I was working from home this day, and had an errand to run at lunch time. On our way home, Seth and I stopped by a drug store to grab a pregnancy test. Once we got home... I stalled. I put Seth down for a nap. I got some work done. I picked up toys off the ground. Then I decided that I should just take it. And then I realized I should probably drink a gallon of water.
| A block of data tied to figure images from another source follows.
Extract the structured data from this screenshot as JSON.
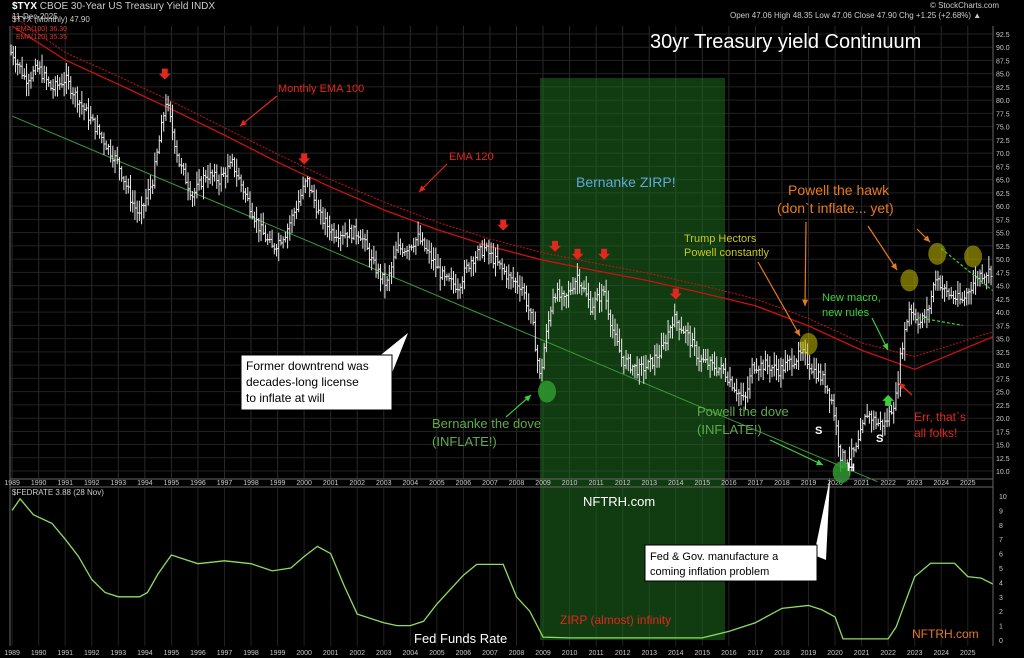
{
  "header": {
    "symbol": "$TYX",
    "name": "CBOE 30-Year US Treasury Yield INDX",
    "date": "11-Dec-2025",
    "quote_line": "Open 47.06  High 48.35  Low 47.06  Close 47.90  Chg +1.25 (+2.68%) ▲",
    "credit": "© StockCharts.com",
    "legend_line1": "$TYX (Monthly) 47.90",
    "legend_line2": "EMA(100) 36.30",
    "legend_line3": "EMA(120) 35.35",
    "lower_legend": "$FEDRATE 3.88 (28 Nov)"
  },
  "colors": {
    "background": "#000000",
    "price_bars": "#e6e6e6",
    "ema100": "#cc1010",
    "ema120": "#cc1010",
    "long_trendline": "#3a9a3a",
    "zirp_band": "#1f6b1f",
    "fedrate_line": "#8fdc63",
    "axis_text": "#c8c8c8",
    "arrow_red": "#e0281e",
    "arrow_orange": "#e87a1e",
    "arrow_green": "#3ad13a",
    "oval_yellow": "#c8c000",
    "oval_green": "#2e9a2e"
  },
  "chart_data": [
    {
      "type": "ohlc",
      "title": "30yr Treasury yield Continuum",
      "x_ticks": [
        "1989",
        "1990",
        "1991",
        "1992",
        "1993",
        "1994",
        "1995",
        "1996",
        "1997",
        "1998",
        "1999",
        "2000",
        "2001",
        "2002",
        "2003",
        "2004",
        "2005",
        "2006",
        "2007",
        "2008",
        "2009",
        "2010",
        "2011",
        "2012",
        "2013",
        "2014",
        "2015",
        "2016",
        "2017",
        "2018",
        "2019",
        "2020",
        "2021",
        "2022",
        "2023",
        "2024",
        "2025"
      ],
      "y_ticks": [
        10,
        12.5,
        15,
        17.5,
        20,
        22.5,
        25,
        27.5,
        30,
        32.5,
        35,
        37.5,
        40,
        42.5,
        45,
        47.5,
        50,
        52.5,
        55,
        57.5,
        60,
        62.5,
        65,
        67.5,
        70,
        72.5,
        75,
        77.5,
        80,
        82.5,
        85,
        87.5,
        90,
        92.5
      ],
      "ylim": [
        8.5,
        94
      ],
      "x_range": [
        1988.92,
        2025.95
      ],
      "grid": true,
      "series": [
        {
          "name": "$TYX (Monthly)",
          "style": "bars",
          "x": [
            1989.0,
            1989.5,
            1990.0,
            1990.5,
            1991.0,
            1991.5,
            1992.0,
            1992.5,
            1993.0,
            1993.5,
            1993.8,
            1994.3,
            1994.8,
            1995.3,
            1995.8,
            1996.3,
            1996.8,
            1997.3,
            1997.8,
            1998.3,
            1998.8,
            1999.3,
            1999.8,
            2000.1,
            2000.6,
            2001.1,
            2001.6,
            2002.1,
            2002.6,
            2003.1,
            2003.5,
            2003.8,
            2004.3,
            2004.8,
            2005.3,
            2005.8,
            2006.3,
            2006.8,
            2007.3,
            2007.8,
            2008.2,
            2008.6,
            2008.9,
            2009.0,
            2009.4,
            2009.8,
            2010.3,
            2010.8,
            2011.3,
            2011.7,
            2012.0,
            2012.6,
            2013.0,
            2013.5,
            2013.9,
            2014.4,
            2014.9,
            2015.3,
            2015.8,
            2016.2,
            2016.6,
            2016.9,
            2017.4,
            2017.9,
            2018.4,
            2018.8,
            2019.2,
            2019.6,
            2019.9,
            2020.2,
            2020.4,
            2020.8,
            2021.2,
            2021.6,
            2021.9,
            2022.3,
            2022.5,
            2022.8,
            2023.2,
            2023.5,
            2023.8,
            2024.1,
            2024.4,
            2024.8,
            2025.0,
            2025.4,
            2025.95
          ],
          "close": [
            89,
            84,
            86,
            82,
            84,
            80,
            76,
            72,
            68,
            61,
            58,
            65,
            80,
            68,
            62,
            66,
            65,
            68,
            62,
            56,
            52,
            55,
            61,
            65,
            58,
            55,
            55,
            55,
            49,
            45,
            52,
            52,
            54,
            50,
            46,
            45,
            50,
            52,
            49,
            46,
            45,
            38,
            27,
            32,
            44,
            42,
            47,
            41,
            44,
            35,
            31,
            29,
            30,
            33,
            39,
            36,
            31,
            30,
            29,
            26,
            23,
            30,
            30,
            29,
            31,
            32,
            29,
            27,
            23,
            13,
            12,
            14,
            21,
            19,
            19,
            24,
            33,
            41,
            38,
            40,
            47,
            44,
            43,
            42,
            44,
            47,
            47.9
          ]
        },
        {
          "name": "EMA(100)",
          "style": "line",
          "x": [
            1989,
            1991,
            1993,
            1995,
            1997,
            1999,
            2001,
            2003,
            2005,
            2007,
            2009,
            2011,
            2013,
            2015,
            2017,
            2019,
            2021,
            2023,
            2025.95
          ],
          "values": [
            96,
            89,
            84.5,
            79.8,
            74.8,
            69.8,
            65,
            60.8,
            57,
            53.8,
            51.2,
            49.2,
            47.3,
            45,
            42.5,
            38.8,
            34.2,
            31.6,
            36.3
          ]
        },
        {
          "name": "EMA(120)",
          "style": "line",
          "x": [
            1989,
            1991,
            1993,
            1995,
            1997,
            1999,
            2001,
            2003,
            2005,
            2007,
            2009,
            2011,
            2013,
            2015,
            2017,
            2019,
            2021,
            2023,
            2025.95
          ],
          "values": [
            94,
            87.6,
            83,
            78.3,
            73.4,
            68.3,
            63.6,
            59.3,
            55.6,
            52.4,
            49.8,
            47.8,
            45.9,
            43.6,
            41.2,
            37.4,
            32.8,
            29.2,
            35.35
          ]
        },
        {
          "name": "trendline",
          "style": "line",
          "x": [
            1989,
            2021.6
          ],
          "values": [
            77,
            8
          ]
        }
      ]
    },
    {
      "type": "line",
      "title": "Fed Funds Rate",
      "ylim": [
        0,
        10
      ],
      "y_ticks": [
        0,
        1,
        2,
        3,
        4,
        5,
        6,
        7,
        8,
        9,
        10
      ],
      "series": [
        {
          "name": "$FEDRATE",
          "x": [
            1989.0,
            1989.3,
            1989.8,
            1990.5,
            1991.0,
            1991.5,
            1992.0,
            1992.5,
            1993.0,
            1993.8,
            1994.1,
            1994.5,
            1995.0,
            1995.5,
            1996.0,
            1997.0,
            1998.0,
            1998.8,
            1999.5,
            2000.0,
            2000.5,
            2001.0,
            2001.5,
            2002.0,
            2003.0,
            2003.5,
            2004.0,
            2004.5,
            2005.0,
            2006.0,
            2006.5,
            2007.5,
            2008.0,
            2008.5,
            2009.0,
            2010.0,
            2015.0,
            2016.0,
            2017.0,
            2018.0,
            2019.0,
            2019.5,
            2020.0,
            2020.3,
            2021.0,
            2022.0,
            2022.3,
            2022.6,
            2023.0,
            2023.6,
            2024.5,
            2025.0,
            2025.5,
            2025.95
          ],
          "values": [
            9.0,
            9.8,
            8.7,
            8.1,
            7.0,
            5.8,
            4.2,
            3.3,
            3.0,
            3.0,
            3.3,
            4.6,
            5.9,
            5.6,
            5.3,
            5.5,
            5.3,
            4.8,
            5.0,
            5.8,
            6.5,
            6.0,
            3.8,
            1.8,
            1.2,
            1.0,
            1.0,
            1.3,
            2.5,
            4.5,
            5.25,
            5.25,
            3.0,
            2.0,
            0.2,
            0.15,
            0.15,
            0.6,
            1.2,
            2.2,
            2.4,
            2.1,
            1.6,
            0.08,
            0.08,
            0.08,
            0.9,
            2.4,
            4.4,
            5.33,
            5.33,
            4.4,
            4.3,
            3.88
          ]
        }
      ]
    }
  ],
  "annotations": {
    "bernanke_zirp": "Bernanke ZIRP!",
    "monthly_ema100": "Monthly EMA 100",
    "ema120": "EMA 120",
    "former_downtrend_1": "Former downtrend was",
    "former_downtrend_2": "decades-long license",
    "former_downtrend_3": "to inflate at will",
    "bernanke_dove_1": "Bernanke the dove",
    "bernanke_dove_2": "(INFLATE!)",
    "trump_hectors_1": "Trump Hectors",
    "trump_hectors_2": "Powell constantly",
    "powell_dove_1": "Powell the dove",
    "powell_dove_2": "(INFLATE!)",
    "powell_hawk_1": "Powell the hawk",
    "powell_hawk_2": "(don`t inflate... yet)",
    "new_macro_1": "New macro,",
    "new_macro_2": "new rules",
    "err_1": "Err, that`s",
    "err_2": "all folks!",
    "s_left": "S",
    "h_mid": "H",
    "s_right": "S",
    "nftrh_upper": "NFTRH.com",
    "fed_gov_1": "Fed & Gov. manufacture a",
    "fed_gov_2": "coming inflation problem",
    "zirp_infinity": "ZIRP (almost) infinity",
    "fed_funds_rate": "Fed Funds Rate",
    "nftrh_lower": "NFTRH.com"
  }
}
So I take the test. And my mind started doing that mean trick. The one where you start thinking.. well maybe? You see, after going through the fertility treatments the first time around, I started getting pretty good at noticing signs of ovulation. They didn't happen very often, so it was clear when things seemed different. Well, a few weeks prior to this test taking, I had noticed those signs. I thought that was interesting, but didn't pay much attention to it because I wasn't in that "trying to conceive" place yet. I hadn't even gone to my first doctor's appointment. It was going to be the very next day. When I went to see the doctor the next day to ask to be put on Metformin, she mentioned that it looked like I was likely ovulating. Again, interesting. But again, I wasn't "trying" yet. I was "preparing" to start "trying" soon. So as I'm waiting for those minutes to tick by, my mean mind is telling me that it.. is.. possible. But I've seen my fair share of negative tests, so I tried to keep my emotions balanced and ready for the inevitable.

I went to check on the test, and at first glance, I saw one big bold pink line. "Nope," I thought. "Not pregnant." I leaned down to pick it up and realized, there was actually a faint line next to it. This was the moment when my mouth dropped and my hand jumped to cover my shock. And I just stood there. So still. Whispering to myself, "pregnant... I'm pregnant. I'm pregnant!" Jason would be home in 2 hours, and would react very similarly to me. Utter shock. Utter joy. The realization and relief that this time we got to skip out on the stressful ups and downs of "trying", and the cost of fertility drugs.

When we struggled getting pregnant with Seth, so many people told us they knew someone who went through that with their first and then didn't have any trouble with their second. I'd hoped that would be the case, but was skeptical, and for that reason, decided not to return to any preventative measures after Seth was born. Which means that after I stopped nursing Seth, over the course of 5 months, I likely ovulated just once. And amazingly, once was all it took.


  1. Such a cool story! I am so happy for you! Do you know the gender or are you going to find out? What an incredible blessing!

  2. Awww! Congratulations on your new little one, and thank you for sharing the story! "So many" people may have a similar experience after struggling with fertility, but that doesn't diminish the wonder of the two pink lines. I hope you get over the nausea soon, and enjoy every minute of the months ahead.